In Schumer’s view, winning 70 votes in the Senate will ratchet up the pressure  on House Republicans. Speaker John Boehner has said the House would take up  parallel legislation rather than simply accept the Senate measure. “That’s what he says,” Schumer argues. “If we get 70 votes, and all the John Boehners of the  Senate are voting for the bill? He’ll change.”

What Schumer appears to mean here is that if mainstream conservative senators such as Orrin Hatch, Lamar Alexander, and Saxby Chambliss vote for the Senate bill, then Boehner will allow a vote on it.

There is considerable disagreement with this among Senate Dem aides, however. For one thing, they don’t understand the utility of publicly setting 70 votes as a goal. If Dems fall short of that amount, they worry that it will look like a defeat. For another, aides ask, why would Boehner be more likely to allow a vote on the Senate bill if Dems get 70 votes, rather than 65? If Boehner does allow a vote, goes this calculation, it won’t be because of the tally in the Senate. It will be because major stakeholders in the GOP — the business community, the consultant/strategist class — will be pressuring Boehner to allow the vote, on the theory that reform must pass for the good of the GOP. What’s more, it will also be because enough mainstream conservatives in the House privately want reform to pass for the same reason (even as they vote against it); if that happens, Boehner’s speakership will not be at risk.

One House GOP aide ridiculed the idea that the vote total in the Senate could force Boehner’s hand.  “Looking back over the past few years, Senator Schumer’s public predictions about the motives and actions of House Republicans have been eerily — and at times hilariously — inaccurate,” he emailed.

Finally, what’s perhaps most mystifying to Dem aides about Schumer’s formulation is the fact that Schumer is on record adamantly declaring that Democrats will never give away major concessions to achieve that 70 votes. Indeed, Schumer has publicly given the thumbs down to the John Cornyn amendment, which would undercut the path to citizenship and undermine reform. That’s good, and Schumer deserves props for it. But if Schumer is not willing to give away anything major to get that 70 votes, why keep articulating it as a desirable goal?

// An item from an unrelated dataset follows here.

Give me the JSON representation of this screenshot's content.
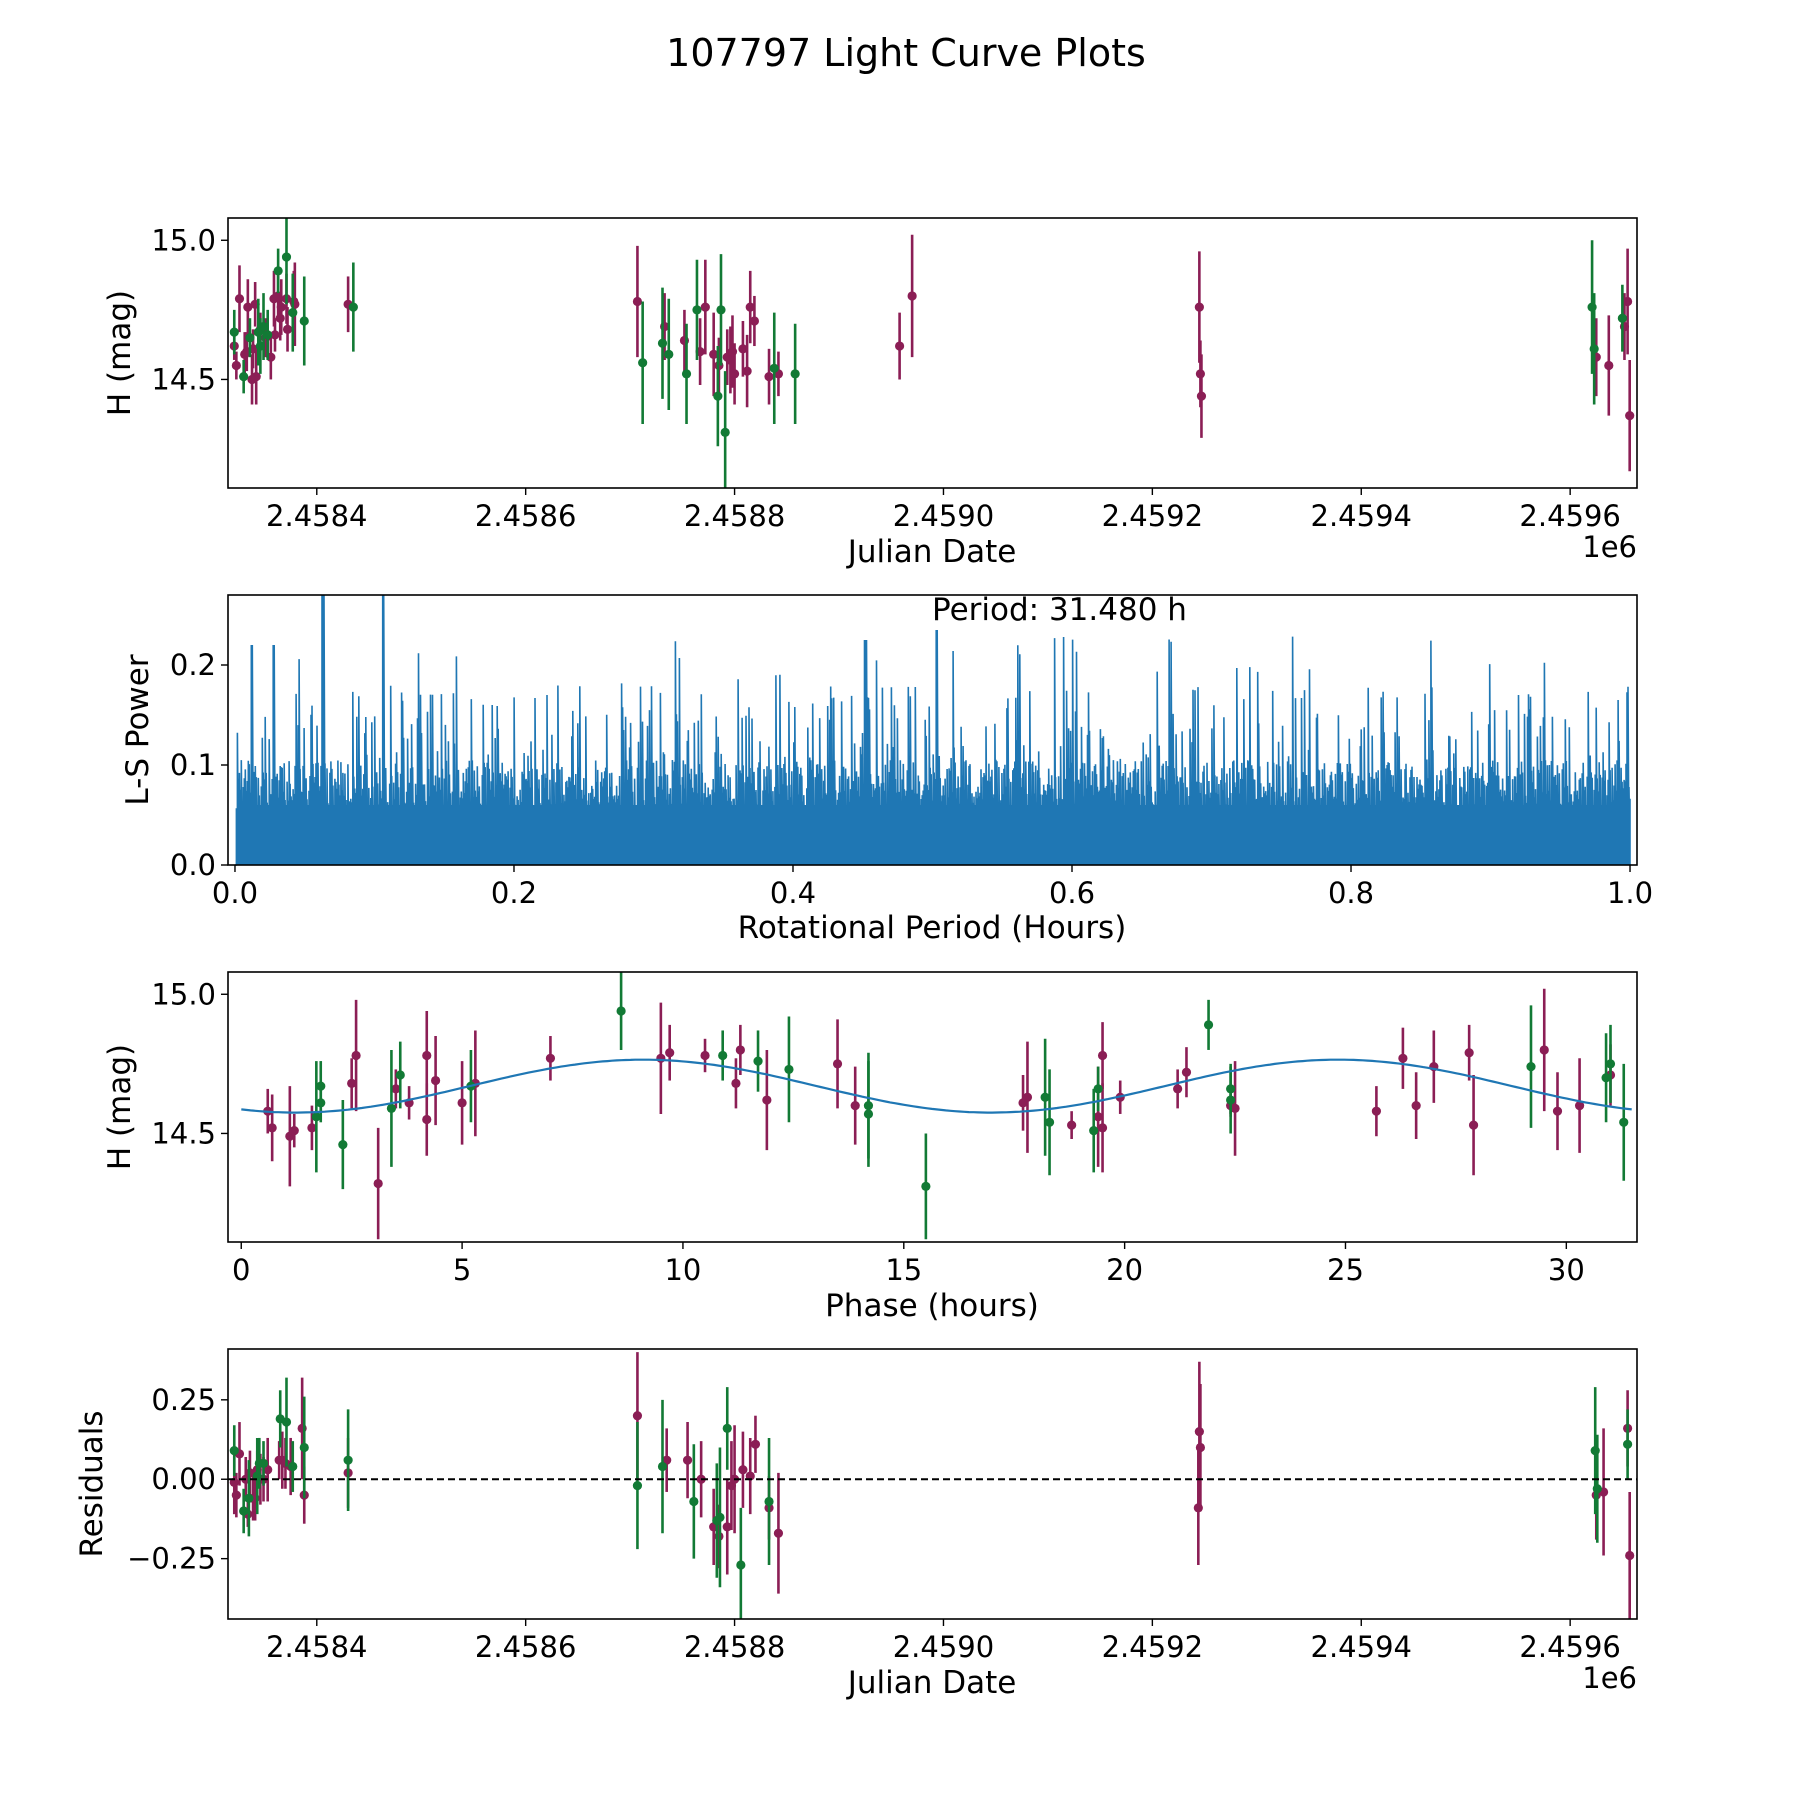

In Schumer’s defense, he seems to see articulating the goal of broad bipartisan support in the Senate as a good message in and of itself. And since the bill is going to be changed in the Senate via the amendment process, Schumer is engaged in a delicate dance, in which he wants to create space for conservatives to achieve some concessions on border security, even as Dems don’t give them too much. In other words, Dems need to signal that they will not give an inch on anything that undermines the path to citizenship, even as they do allow the process to give Republicans a way to tell conservatives that their interests are being protected.

Still, there seems to be a fair amount of dissatisfaction among Senate Dems about Schumer’s chosen strategy. We’ll soon find out who is right.